Autor przybliża też sylwetki dębieckich pionierów futbolu, o których współcześnie prawie nikt nie pamięta, a którzy na początku lat 20. dali podwaliny pod późniejsze sukcesy Lecha. Jak sam przyznaje, to "ocalenie od zapomnienia" należy im się "choćby tylko dla dziejowej sprawiedliwości". I trudno się z nim nie zgodzić wobec przytoczonych źródeł (wśród których nie brakuje też unikatowych fotografii)...
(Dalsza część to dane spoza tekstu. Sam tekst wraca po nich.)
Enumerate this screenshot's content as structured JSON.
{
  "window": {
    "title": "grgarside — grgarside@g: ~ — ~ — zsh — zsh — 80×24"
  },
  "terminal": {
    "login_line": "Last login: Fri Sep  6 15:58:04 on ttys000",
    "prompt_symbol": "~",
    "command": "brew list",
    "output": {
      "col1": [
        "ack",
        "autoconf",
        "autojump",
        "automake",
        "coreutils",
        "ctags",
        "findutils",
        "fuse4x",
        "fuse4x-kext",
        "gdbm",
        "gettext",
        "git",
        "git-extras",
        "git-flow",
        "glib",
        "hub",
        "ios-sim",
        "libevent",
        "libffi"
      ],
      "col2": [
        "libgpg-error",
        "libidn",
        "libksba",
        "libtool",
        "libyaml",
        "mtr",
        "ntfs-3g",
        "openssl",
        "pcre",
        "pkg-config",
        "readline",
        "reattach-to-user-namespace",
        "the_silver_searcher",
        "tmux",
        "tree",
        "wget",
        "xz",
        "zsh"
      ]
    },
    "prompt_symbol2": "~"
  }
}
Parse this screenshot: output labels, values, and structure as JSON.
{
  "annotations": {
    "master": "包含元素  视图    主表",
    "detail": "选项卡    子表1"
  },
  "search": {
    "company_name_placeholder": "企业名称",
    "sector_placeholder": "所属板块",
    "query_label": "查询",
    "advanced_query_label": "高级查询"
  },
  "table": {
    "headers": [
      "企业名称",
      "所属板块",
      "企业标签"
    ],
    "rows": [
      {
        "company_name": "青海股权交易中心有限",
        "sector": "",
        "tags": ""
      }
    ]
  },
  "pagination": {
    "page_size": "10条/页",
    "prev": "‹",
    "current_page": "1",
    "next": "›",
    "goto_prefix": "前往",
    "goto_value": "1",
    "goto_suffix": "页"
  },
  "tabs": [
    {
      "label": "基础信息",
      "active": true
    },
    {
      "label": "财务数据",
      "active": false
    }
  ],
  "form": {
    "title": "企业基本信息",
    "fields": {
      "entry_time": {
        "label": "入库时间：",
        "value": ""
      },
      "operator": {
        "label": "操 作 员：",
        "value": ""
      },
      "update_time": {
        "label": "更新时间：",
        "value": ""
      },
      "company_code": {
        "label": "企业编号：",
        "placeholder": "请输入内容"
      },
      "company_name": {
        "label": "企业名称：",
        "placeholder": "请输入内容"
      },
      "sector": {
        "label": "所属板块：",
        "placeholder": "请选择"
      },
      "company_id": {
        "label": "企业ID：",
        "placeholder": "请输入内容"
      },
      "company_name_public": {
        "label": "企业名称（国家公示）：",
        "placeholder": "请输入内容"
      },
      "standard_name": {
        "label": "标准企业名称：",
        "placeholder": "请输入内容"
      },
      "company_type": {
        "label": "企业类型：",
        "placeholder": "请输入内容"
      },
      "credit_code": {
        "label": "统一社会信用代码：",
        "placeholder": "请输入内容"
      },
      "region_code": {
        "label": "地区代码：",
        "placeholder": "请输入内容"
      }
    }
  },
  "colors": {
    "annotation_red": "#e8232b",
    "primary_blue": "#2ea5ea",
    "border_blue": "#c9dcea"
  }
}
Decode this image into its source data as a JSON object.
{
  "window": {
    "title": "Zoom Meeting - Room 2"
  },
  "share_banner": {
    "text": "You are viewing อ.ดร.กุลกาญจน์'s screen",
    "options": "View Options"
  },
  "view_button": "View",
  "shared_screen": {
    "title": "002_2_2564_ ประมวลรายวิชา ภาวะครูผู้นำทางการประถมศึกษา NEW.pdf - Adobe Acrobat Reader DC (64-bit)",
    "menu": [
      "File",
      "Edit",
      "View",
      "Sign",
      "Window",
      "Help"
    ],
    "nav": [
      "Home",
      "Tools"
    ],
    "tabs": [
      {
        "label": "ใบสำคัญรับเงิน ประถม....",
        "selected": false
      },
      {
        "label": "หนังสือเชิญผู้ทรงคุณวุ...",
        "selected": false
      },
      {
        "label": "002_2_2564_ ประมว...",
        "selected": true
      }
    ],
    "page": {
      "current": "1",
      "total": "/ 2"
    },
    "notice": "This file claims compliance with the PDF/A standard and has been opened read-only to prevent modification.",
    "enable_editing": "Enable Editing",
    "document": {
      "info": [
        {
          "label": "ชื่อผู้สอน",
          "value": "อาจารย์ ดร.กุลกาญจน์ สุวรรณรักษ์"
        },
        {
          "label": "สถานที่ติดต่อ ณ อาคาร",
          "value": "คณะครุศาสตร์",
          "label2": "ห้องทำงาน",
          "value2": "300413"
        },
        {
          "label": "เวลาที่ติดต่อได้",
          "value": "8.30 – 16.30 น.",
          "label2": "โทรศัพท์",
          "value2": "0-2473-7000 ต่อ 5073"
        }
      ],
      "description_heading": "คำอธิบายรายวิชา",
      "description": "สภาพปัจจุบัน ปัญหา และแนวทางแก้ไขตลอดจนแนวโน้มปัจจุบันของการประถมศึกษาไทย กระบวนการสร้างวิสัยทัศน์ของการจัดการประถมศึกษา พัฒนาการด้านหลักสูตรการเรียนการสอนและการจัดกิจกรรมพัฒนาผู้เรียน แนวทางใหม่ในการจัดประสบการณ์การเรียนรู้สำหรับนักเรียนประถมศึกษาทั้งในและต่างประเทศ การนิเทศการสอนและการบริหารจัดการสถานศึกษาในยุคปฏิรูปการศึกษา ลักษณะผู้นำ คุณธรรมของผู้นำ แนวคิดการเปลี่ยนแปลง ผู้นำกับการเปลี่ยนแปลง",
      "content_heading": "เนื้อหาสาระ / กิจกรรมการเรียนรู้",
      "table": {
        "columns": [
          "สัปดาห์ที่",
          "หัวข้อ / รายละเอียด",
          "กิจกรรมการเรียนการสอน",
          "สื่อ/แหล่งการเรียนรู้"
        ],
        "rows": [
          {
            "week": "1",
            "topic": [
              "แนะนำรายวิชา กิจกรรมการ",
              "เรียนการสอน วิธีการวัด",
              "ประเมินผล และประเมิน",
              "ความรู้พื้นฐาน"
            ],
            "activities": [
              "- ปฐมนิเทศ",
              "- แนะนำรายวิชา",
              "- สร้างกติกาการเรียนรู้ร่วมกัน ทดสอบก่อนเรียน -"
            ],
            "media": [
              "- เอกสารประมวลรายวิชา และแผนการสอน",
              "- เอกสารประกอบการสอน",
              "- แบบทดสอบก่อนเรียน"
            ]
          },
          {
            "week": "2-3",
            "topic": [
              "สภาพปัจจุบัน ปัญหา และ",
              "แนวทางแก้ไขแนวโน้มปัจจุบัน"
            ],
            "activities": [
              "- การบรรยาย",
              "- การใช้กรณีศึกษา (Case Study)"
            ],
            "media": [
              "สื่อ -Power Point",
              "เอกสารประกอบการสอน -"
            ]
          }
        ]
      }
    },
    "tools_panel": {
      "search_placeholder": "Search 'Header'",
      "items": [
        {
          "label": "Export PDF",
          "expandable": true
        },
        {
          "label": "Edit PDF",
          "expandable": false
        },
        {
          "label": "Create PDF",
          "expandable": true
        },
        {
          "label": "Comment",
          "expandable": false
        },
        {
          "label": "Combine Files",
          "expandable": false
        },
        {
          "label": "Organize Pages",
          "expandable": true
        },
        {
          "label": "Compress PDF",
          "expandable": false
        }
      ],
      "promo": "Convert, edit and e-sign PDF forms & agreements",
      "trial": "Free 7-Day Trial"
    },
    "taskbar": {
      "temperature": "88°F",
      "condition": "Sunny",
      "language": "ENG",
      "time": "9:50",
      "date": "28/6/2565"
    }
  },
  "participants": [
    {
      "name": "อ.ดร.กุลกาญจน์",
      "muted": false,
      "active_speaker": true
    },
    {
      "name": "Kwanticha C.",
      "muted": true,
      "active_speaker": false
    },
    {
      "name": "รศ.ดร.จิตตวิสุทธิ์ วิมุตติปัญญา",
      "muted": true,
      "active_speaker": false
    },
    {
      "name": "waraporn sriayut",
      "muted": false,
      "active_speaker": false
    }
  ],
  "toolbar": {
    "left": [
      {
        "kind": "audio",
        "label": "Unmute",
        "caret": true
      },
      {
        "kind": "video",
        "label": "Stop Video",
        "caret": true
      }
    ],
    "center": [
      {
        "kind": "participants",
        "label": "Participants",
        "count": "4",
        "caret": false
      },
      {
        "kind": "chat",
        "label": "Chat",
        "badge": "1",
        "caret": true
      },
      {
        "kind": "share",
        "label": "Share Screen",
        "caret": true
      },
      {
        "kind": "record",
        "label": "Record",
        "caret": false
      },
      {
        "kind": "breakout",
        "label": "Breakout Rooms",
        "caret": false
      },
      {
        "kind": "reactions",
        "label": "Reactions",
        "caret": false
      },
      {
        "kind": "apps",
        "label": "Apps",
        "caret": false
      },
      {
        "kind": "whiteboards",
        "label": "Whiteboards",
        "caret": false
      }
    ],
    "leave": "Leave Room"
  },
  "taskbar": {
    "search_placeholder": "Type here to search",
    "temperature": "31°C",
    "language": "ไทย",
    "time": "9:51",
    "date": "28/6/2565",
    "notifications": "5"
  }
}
Co natomiast zastanawia, to fakt, że władze poznańskiego klubu konsekwentnie zdają się udawać, że tematu nie ma. A przecież profesjonalnemu klubowi nie przystoi chyba budować własnego wizerunku w oparciu o nierzetelne dane? Zwłaszcza że chodzi o historię dłuższą od tej, którą dotąd przestawiano, a nie krótszą!